Many research works have proved that acidification of TME does have effect in promoting the action of CDT, but there are still some challenges. For GOx, it is critical to ensure that its internal substance, GOx, is not released before reaching the tumor site. GOx catalysis can consume glucose and O2, which will damage the normal cells if the leakage occurs during transportation.141 Therefore, a variety of fine therapeutic nanocarriers were developed, including cell membrane (CM),142,143 metal polyphenol networks,144 metal-organic frameworks,2 zeolitic imidazolate framework.145 All of these nanocarriers were confirmed to maximize its safety and improve the therapeutic effects and reduce side effects.

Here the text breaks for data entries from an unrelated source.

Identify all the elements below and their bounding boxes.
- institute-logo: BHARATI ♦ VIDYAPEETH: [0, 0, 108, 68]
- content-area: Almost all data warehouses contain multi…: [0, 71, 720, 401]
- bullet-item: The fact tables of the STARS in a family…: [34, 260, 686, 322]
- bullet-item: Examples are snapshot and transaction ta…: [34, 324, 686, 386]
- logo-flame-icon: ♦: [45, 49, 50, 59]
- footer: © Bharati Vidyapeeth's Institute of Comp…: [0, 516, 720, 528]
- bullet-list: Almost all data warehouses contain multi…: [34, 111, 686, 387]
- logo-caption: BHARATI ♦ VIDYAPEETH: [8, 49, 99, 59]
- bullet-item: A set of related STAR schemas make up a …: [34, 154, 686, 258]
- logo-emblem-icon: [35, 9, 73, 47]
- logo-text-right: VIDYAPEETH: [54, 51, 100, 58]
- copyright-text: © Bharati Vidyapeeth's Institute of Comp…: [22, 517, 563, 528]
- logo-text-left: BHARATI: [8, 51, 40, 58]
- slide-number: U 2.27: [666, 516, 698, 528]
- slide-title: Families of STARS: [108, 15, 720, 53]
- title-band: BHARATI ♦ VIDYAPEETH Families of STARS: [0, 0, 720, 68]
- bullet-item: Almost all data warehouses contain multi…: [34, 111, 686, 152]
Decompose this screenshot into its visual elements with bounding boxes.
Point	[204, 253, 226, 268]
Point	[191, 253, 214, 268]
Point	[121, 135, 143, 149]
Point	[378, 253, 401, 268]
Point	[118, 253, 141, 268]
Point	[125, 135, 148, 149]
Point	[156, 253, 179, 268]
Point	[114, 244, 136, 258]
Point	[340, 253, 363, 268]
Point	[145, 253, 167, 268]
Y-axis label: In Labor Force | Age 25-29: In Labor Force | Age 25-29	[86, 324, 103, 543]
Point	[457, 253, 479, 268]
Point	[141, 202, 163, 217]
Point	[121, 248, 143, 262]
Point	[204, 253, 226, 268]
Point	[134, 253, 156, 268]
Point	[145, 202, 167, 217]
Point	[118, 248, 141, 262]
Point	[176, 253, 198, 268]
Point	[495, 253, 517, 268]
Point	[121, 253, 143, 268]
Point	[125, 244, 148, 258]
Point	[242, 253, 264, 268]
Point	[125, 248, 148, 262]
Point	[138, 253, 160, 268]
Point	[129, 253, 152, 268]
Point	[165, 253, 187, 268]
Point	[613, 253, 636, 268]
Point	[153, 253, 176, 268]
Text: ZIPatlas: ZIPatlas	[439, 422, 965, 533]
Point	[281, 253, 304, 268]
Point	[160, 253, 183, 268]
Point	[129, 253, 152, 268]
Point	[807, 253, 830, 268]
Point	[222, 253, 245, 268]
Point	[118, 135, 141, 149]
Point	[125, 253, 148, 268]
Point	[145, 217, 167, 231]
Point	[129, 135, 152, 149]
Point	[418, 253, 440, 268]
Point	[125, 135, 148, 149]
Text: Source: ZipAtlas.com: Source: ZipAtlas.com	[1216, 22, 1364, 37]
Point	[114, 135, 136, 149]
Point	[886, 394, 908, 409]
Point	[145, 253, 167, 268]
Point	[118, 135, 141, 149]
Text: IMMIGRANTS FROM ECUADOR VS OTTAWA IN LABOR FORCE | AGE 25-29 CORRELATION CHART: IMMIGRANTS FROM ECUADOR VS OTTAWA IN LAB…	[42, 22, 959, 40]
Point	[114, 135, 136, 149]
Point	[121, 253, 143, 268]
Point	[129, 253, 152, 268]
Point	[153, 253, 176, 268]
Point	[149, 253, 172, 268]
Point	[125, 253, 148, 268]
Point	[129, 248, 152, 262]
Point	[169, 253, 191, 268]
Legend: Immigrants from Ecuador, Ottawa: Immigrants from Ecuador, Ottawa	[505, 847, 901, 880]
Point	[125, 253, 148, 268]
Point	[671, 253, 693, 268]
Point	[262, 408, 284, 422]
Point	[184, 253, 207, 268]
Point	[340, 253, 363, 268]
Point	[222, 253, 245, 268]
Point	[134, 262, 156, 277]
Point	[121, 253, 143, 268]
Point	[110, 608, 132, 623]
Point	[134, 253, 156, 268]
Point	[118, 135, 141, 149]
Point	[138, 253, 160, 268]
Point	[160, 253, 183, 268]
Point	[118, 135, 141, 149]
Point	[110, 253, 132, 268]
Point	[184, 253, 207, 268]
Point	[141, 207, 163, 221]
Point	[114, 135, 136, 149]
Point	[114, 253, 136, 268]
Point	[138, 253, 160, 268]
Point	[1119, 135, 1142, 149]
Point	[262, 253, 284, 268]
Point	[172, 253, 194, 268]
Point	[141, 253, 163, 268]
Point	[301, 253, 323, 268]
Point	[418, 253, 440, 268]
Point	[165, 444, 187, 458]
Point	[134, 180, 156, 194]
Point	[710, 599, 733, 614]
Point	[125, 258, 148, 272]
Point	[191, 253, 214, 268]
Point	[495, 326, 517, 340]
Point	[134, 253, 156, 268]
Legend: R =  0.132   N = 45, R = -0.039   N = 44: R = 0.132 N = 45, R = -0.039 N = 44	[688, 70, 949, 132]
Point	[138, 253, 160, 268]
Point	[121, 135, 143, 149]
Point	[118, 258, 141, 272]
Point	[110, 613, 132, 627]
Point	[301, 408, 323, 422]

In addition, acidification can combine with other factors to affect Fenton reaction. Firstly, by strengthening the conversion rate of Fe3+ to Fe2+, the Fe3+ local electron density can be adjusted to increase the electron density. At this time, electrons will move the atoms from the non-reaction center to the reaction area and the reaction dynamic process is accelerated.146,147 Secondly, regulating the TME to enhance CDT performance, such as increasing H2O2 concentration in tumor,148,149 and reducing the excessive intracellular antioxidant GSH,150 can improve efficiency of CDT.151 In addition, CDT-based combination therapy can be developed, such as CDT-PDT,152 CDT-PTT,153,154 CDT-chemotherapy,155 CDT-immunotherapy,156 CDT-RT,157 CDT-SDT,158 CDT-starvation therapy,159 which can produce significant synergistic effects and reduce the side effects of CDT agents. However, in order to address the current barriers of CDT for clinical applications, we should try to avoid large doses, complex synthesis processes and cumbersome auxiliary devices when designing nanoplatforms.160 It is important to develop a simple and efficient CDT nanoplatform for the field of cancer nanomedicine.

At present, different from the classic pH-dependent Fenton/Fenton-like reaction, some researchers have developed a pH-independent reaction to increasing the production of ·OH, which is also confirmed the certain potential in CDT treatment, but its mechanism is still needed to be explored.161

In summary, CDT shows a broad application prospect in cancer treatment and is worth further exploration in different tumors.162 The acidic TME is crucial for Fenton and Fenton-like reactions and plays a decisive role in the anti-tumor effect of CDT.163 So, it is the unremitting goal to design nano-platforms with simpleness, good biocompatibility, low toxic, and high efficiency to CDT, as well as the perspective therapy to achieve early clinical application.